Sebaliknya, mahasiswa teknik, yang biasanya lebih berorientasi pada angka dan perhitungan, menunjukkan hasil yang berbeda. Meskipun jumlah menguap mereka jauh lebih sedikit dibandingkan mahasiswa psikologi, peneliti masih melihat angka yang signifikan pada mahasiswa teknik, mendukung teori bahwa latar belakang pendidikan memengaruhi respons emosional mereka.
Perbedaan ini muncul karena mahasiswa teknik cenderung lebih terfokus pada aspek teknis dan numerik daripada pada aspek emosional dan sosial.
Dengan memilih dua kelompok mahasiswa dari latar belakang yang berbeda, penelitian ini berhasil menunjukkan bagaimana berbagai faktor seperti empati dan fokus profesional dapat memengaruhi bagaimana kita merespons fenomena seperti menguap.
Advertisement
Teori lainnya
Teori mengenai menguap yang menular juga didukung oleh para ahli neurologi. Penelitian terbaru menunjukkan bahwa fenomena ini berkaitan erat dengan empati yang terhubung dengan bagian tertentu di otak.
Dengan menggunakan teknologi pemindaian otak, para peneliti menemukan bahwa aktivitas menguap bisa dipengaruhi oleh bagian otak yang terlibat dalam kemampuan kita untuk memahami dan merasakan keadaan emosional orang lain.

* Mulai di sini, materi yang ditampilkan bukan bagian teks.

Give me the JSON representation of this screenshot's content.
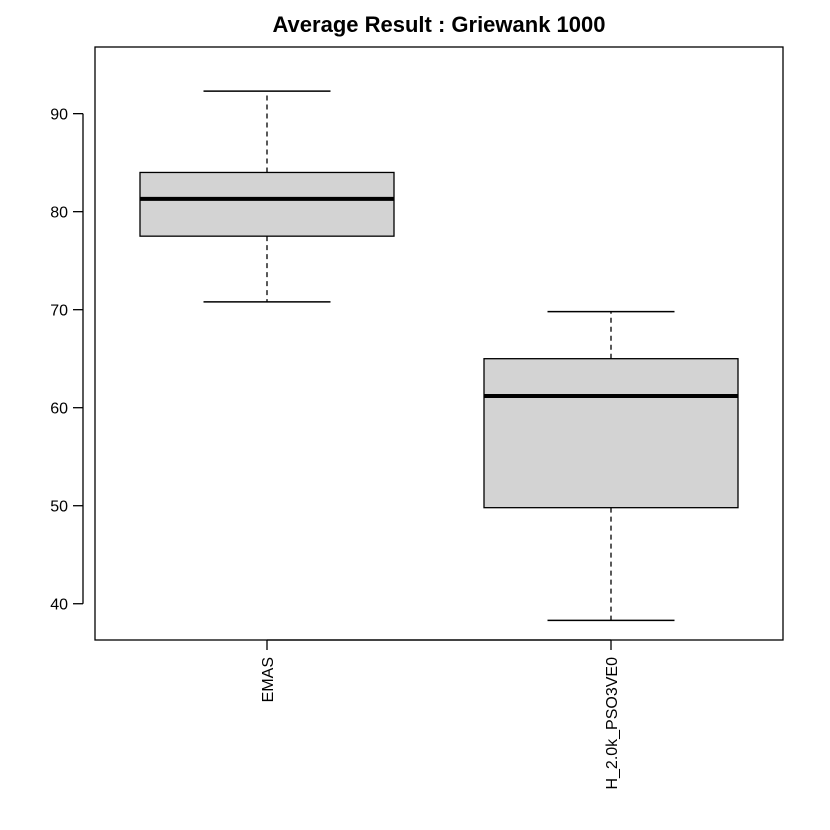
{
  "chart_data": {
    "type": "boxplot",
    "title": "Average Result : Griewank 1000",
    "xlabel": "",
    "ylabel": "",
    "ylim": [
      36.3,
      96.8
    ],
    "yticks": [
      40,
      50,
      60,
      70,
      80,
      90
    ],
    "ytick_labels": [
      "40",
      "50",
      "60",
      "70",
      "80",
      "90"
    ],
    "categories": [
      "EMAS",
      "H_2.0k_PSO3VE0"
    ],
    "boxes": [
      {
        "name": "EMAS",
        "min": 70.8,
        "q1": 77.5,
        "median": 81.3,
        "q3": 84.0,
        "max": 92.3
      },
      {
        "name": "H_2.0k_PSO3VE0",
        "min": 38.3,
        "q1": 49.8,
        "median": 61.2,
        "q3": 65.0,
        "max": 69.8
      }
    ],
    "box_fill": "#d3d3d3",
    "line_color": "#000000",
    "grid": false,
    "legend": "none"
  }
}
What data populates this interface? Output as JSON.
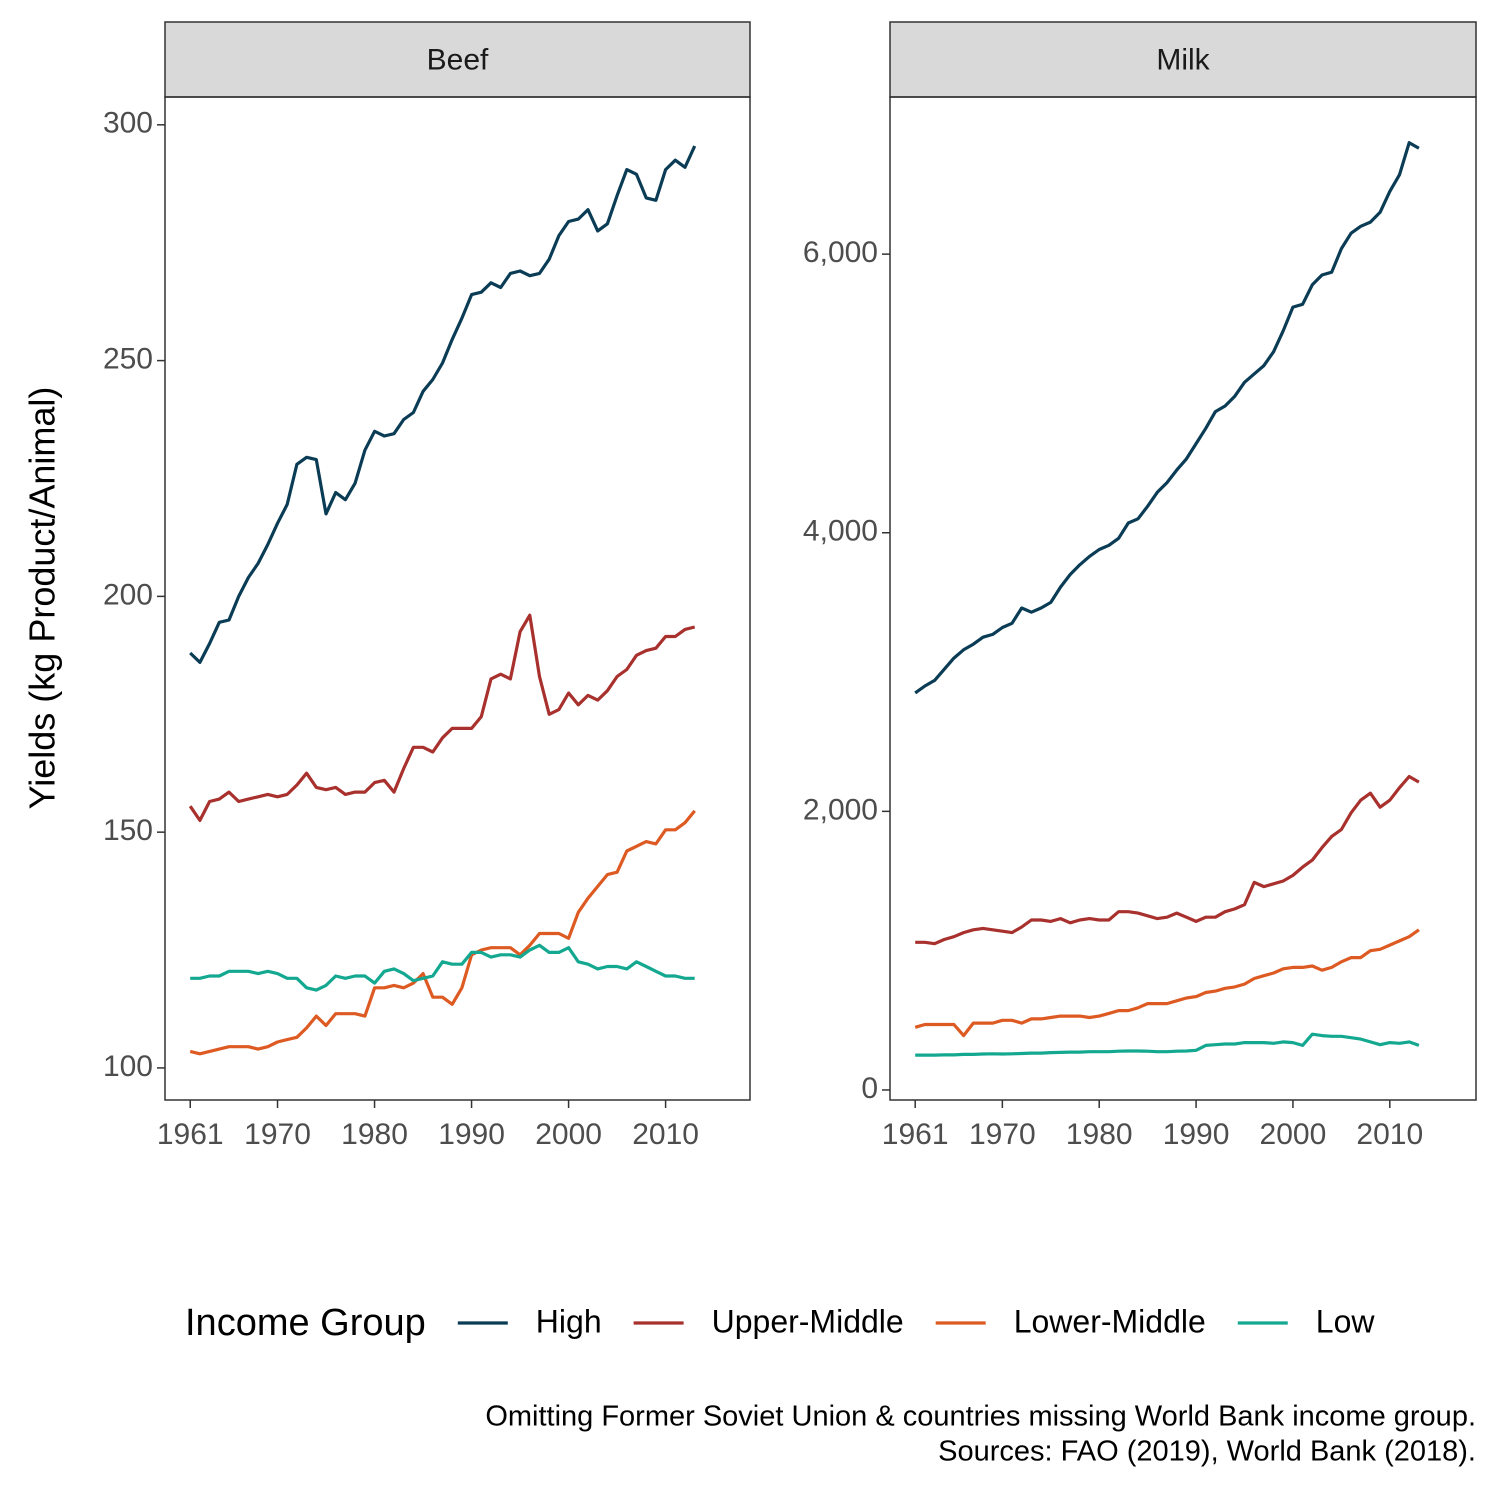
{
  "chart_data": [
    {
      "type": "line",
      "title": "Beef",
      "x": [
        1961,
        1962,
        1963,
        1964,
        1965,
        1966,
        1967,
        1968,
        1969,
        1970,
        1971,
        1972,
        1973,
        1974,
        1975,
        1976,
        1977,
        1978,
        1979,
        1980,
        1981,
        1982,
        1983,
        1984,
        1985,
        1986,
        1987,
        1988,
        1989,
        1990,
        1991,
        1992,
        1993,
        1994,
        1995,
        1996,
        1997,
        1998,
        1999,
        2000,
        2001,
        2002,
        2003,
        2004,
        2005,
        2006,
        2007,
        2008,
        2009,
        2010,
        2011,
        2012,
        2013
      ],
      "series": [
        {
          "name": "High",
          "color": "#0b3c55",
          "values": [
            188,
            186,
            190,
            194.5,
            195,
            200,
            204,
            207,
            211,
            215.5,
            219.5,
            228,
            229.5,
            229,
            217.5,
            222,
            220.5,
            224,
            231,
            235,
            234,
            234.5,
            237.5,
            239,
            243.5,
            246,
            249.5,
            254.5,
            259,
            264,
            264.5,
            266.5,
            265.5,
            268.5,
            269,
            268,
            268.5,
            271.5,
            276.5,
            279.5,
            280,
            282,
            277.5,
            279,
            285,
            290.5,
            289.5,
            284.5,
            284,
            290.5,
            292.5,
            291,
            295.5
          ]
        },
        {
          "name": "Upper-Middle",
          "color": "#a8302d",
          "values": [
            155.5,
            152.5,
            156.5,
            157,
            158.5,
            156.5,
            157,
            157.5,
            158,
            157.5,
            158,
            160,
            162.5,
            159.5,
            159,
            159.5,
            158,
            158.5,
            158.5,
            160.5,
            161,
            158.5,
            163.5,
            168,
            168,
            167,
            170,
            172,
            172,
            172,
            174.5,
            182.5,
            183.5,
            182.5,
            192.5,
            196,
            183,
            175,
            176,
            179.5,
            177,
            179,
            178,
            180,
            183,
            184.5,
            187.5,
            188.5,
            189,
            191.5,
            191.5,
            193,
            193.5
          ]
        },
        {
          "name": "Lower-Middle",
          "color": "#dd5a22",
          "values": [
            103.5,
            103,
            103.5,
            104,
            104.5,
            104.5,
            104.5,
            104,
            104.5,
            105.5,
            106,
            106.5,
            108.5,
            111,
            109,
            111.5,
            111.5,
            111.5,
            111,
            117,
            117,
            117.5,
            117,
            118,
            120,
            115,
            115,
            113.5,
            117,
            124,
            125,
            125.5,
            125.5,
            125.5,
            124,
            126,
            128.5,
            128.5,
            128.5,
            127.5,
            133,
            136,
            138.5,
            141,
            141.5,
            146,
            147,
            148,
            147.5,
            150.5,
            150.5,
            152,
            154.5
          ]
        },
        {
          "name": "Low",
          "color": "#14a890",
          "values": [
            119,
            119,
            119.5,
            119.5,
            120.5,
            120.5,
            120.5,
            120,
            120.5,
            120,
            119,
            119,
            117,
            116.5,
            117.5,
            119.5,
            119,
            119.5,
            119.5,
            118,
            120.5,
            121,
            120,
            118.5,
            119,
            119.5,
            122.5,
            122,
            122,
            124.5,
            124.5,
            123.5,
            124,
            124,
            123.5,
            125,
            126,
            124.5,
            124.5,
            125.5,
            122.5,
            122,
            121,
            121.5,
            121.5,
            121,
            122.5,
            121.5,
            120.5,
            119.5,
            119.5,
            119,
            119
          ]
        }
      ],
      "xlim": [
        1958.4,
        2018.7
      ],
      "xticks": [
        1961,
        1970,
        1980,
        1990,
        2000,
        2010
      ],
      "ylim": [
        93.2,
        305.9
      ],
      "yticks": [
        100,
        150,
        200,
        250,
        300
      ]
    },
    {
      "type": "line",
      "title": "Milk",
      "x": [
        1961,
        1962,
        1963,
        1964,
        1965,
        1966,
        1967,
        1968,
        1969,
        1970,
        1971,
        1972,
        1973,
        1974,
        1975,
        1976,
        1977,
        1978,
        1979,
        1980,
        1981,
        1982,
        1983,
        1984,
        1985,
        1986,
        1987,
        1988,
        1989,
        1990,
        1991,
        1992,
        1993,
        1994,
        1995,
        1996,
        1997,
        1998,
        1999,
        2000,
        2001,
        2002,
        2003,
        2004,
        2005,
        2006,
        2007,
        2008,
        2009,
        2010,
        2011,
        2012,
        2013
      ],
      "series": [
        {
          "values": [
            2850,
            2900,
            2940,
            3020,
            3100,
            3160,
            3200,
            3250,
            3270,
            3320,
            3350,
            3460,
            3430,
            3460,
            3500,
            3610,
            3700,
            3770,
            3830,
            3880,
            3910,
            3960,
            4070,
            4100,
            4190,
            4290,
            4360,
            4450,
            4530,
            4640,
            4750,
            4870,
            4910,
            4980,
            5080,
            5140,
            5200,
            5300,
            5450,
            5620,
            5640,
            5780,
            5850,
            5870,
            6040,
            6150,
            6200,
            6230,
            6300,
            6450,
            6570,
            6800,
            6760
          ]
        },
        {
          "values": [
            1060,
            1060,
            1050,
            1080,
            1100,
            1130,
            1150,
            1160,
            1150,
            1140,
            1130,
            1170,
            1220,
            1220,
            1210,
            1230,
            1200,
            1220,
            1230,
            1220,
            1220,
            1280,
            1280,
            1270,
            1250,
            1230,
            1240,
            1270,
            1240,
            1210,
            1240,
            1240,
            1280,
            1300,
            1330,
            1490,
            1460,
            1480,
            1500,
            1540,
            1600,
            1650,
            1740,
            1820,
            1870,
            1990,
            2080,
            2130,
            2030,
            2080,
            2170,
            2250,
            2210
          ]
        },
        {
          "values": [
            450,
            470,
            470,
            470,
            470,
            390,
            480,
            480,
            480,
            500,
            500,
            480,
            510,
            510,
            520,
            530,
            530,
            530,
            520,
            530,
            550,
            570,
            570,
            590,
            620,
            620,
            620,
            640,
            660,
            670,
            700,
            710,
            730,
            740,
            760,
            800,
            820,
            840,
            870,
            880,
            880,
            890,
            860,
            880,
            920,
            950,
            950,
            1000,
            1010,
            1040,
            1070,
            1100,
            1150
          ]
        },
        {
          "values": [
            250,
            250,
            250,
            252,
            252,
            255,
            255,
            258,
            260,
            258,
            260,
            262,
            265,
            265,
            268,
            270,
            272,
            272,
            275,
            275,
            275,
            278,
            280,
            280,
            278,
            275,
            275,
            278,
            280,
            285,
            320,
            325,
            330,
            330,
            340,
            340,
            340,
            335,
            345,
            340,
            320,
            400,
            390,
            385,
            385,
            375,
            365,
            345,
            325,
            340,
            335,
            345,
            320
          ]
        }
      ],
      "xlim": [
        1958.4,
        2018.9
      ],
      "xticks": [
        1961,
        1970,
        1980,
        1990,
        2000,
        2010
      ],
      "ylim": [
        -72,
        7128
      ],
      "yticks": [
        0,
        {
          "value": 2000,
          "label": "2,000"
        },
        {
          "value": 4000,
          "label": "4,000"
        },
        {
          "value": 6000,
          "label": "6,000"
        }
      ]
    }
  ],
  "ylabel": "Yields (kg Product/Animal)",
  "legend": {
    "title": "Income Group",
    "position": "bottom"
  },
  "caption": [
    "Omitting Former Soviet Union & countries missing World Bank income group.",
    "Sources: FAO (2019), World Bank (2018)."
  ]
}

Empati, kemampuan untuk merasakan dan memahami perasaan orang lain, ternyata memainkan peran penting dalam fenomena ini. Meskipun tampaknya aneh, penelitian menunjukkan bahwa menguap yang menular mungkin disebabkan oleh adanya rasa empati terhadap orang yang sedang menguap. Ini menunjukkan bahwa saat kita melihat seseorang menguap, kita mungkin secara otomatis meresponsnya karena kita secara emosional terhubung dengan mereka.
Selain itu, hubungan antara menguap dan empati juga memberikan wawasan tentang bagaimana mengidentifikasi psikopat. Daya pikir psikopat cenderung berbeda dari orang yang memiliki empati tinggi.
Meskipun masih diperlukan banyak penelitian dan pertimbangan untuk menghubungkan menguap dengan psikopati secara langsung, ada indikasi bahwa seseorang dengan tingkat empati rendah mungkin tidak merespons fenomena ini dengan cara yang sama.
Penelitian lebih lanjut diharapkan dapat memperjelas bagaimana empati dan mekanisme neurologis berperan dalam respons menguap dan bagaimana hal ini dapat digunakan dalam konteks psikologi dan penilaian kepribadian.
Punya empati tinggi
Fenomena menularnya menguap ternyata terkait erat dengan empati, namun hal ini mungkin tidak berlaku untuk semua orang. Misalnya, orang dengan kecenderungan psikopat mungkin tidak merasakan efek menular dari menguap seperti yang dirasakan oleh kebanyakan orang.
Ini karena empati mereka berfungsi dengan cara yang berbeda atau kurang intens dibandingkan dengan mayoritas orang.
Namun, penting untuk dicatat bahwa tidak semua orang yang tidak ikut menguap secara otomatis dapat dianggap sebagai psikopat. Menguap yang menular bukanlah indikator yang kuat atau definitif untuk menilai kondisi psikologis seseorang.
Meski demikian, fenomena ini memiliki satu hal yang jelas, jika Anda sering merasa terpengaruh oleh orang di sekitar Anda dan ikut menguap ketika melihat orang lain melakukannya, itu bisa menjadi tanda bahwa Anda memiliki tingkat empati yang tinggi.
Ini menunjukkan bahwa Anda mungkin sangat peka terhadap perasaan orang lain dan mampu terhubung secara emosional dengan mereka.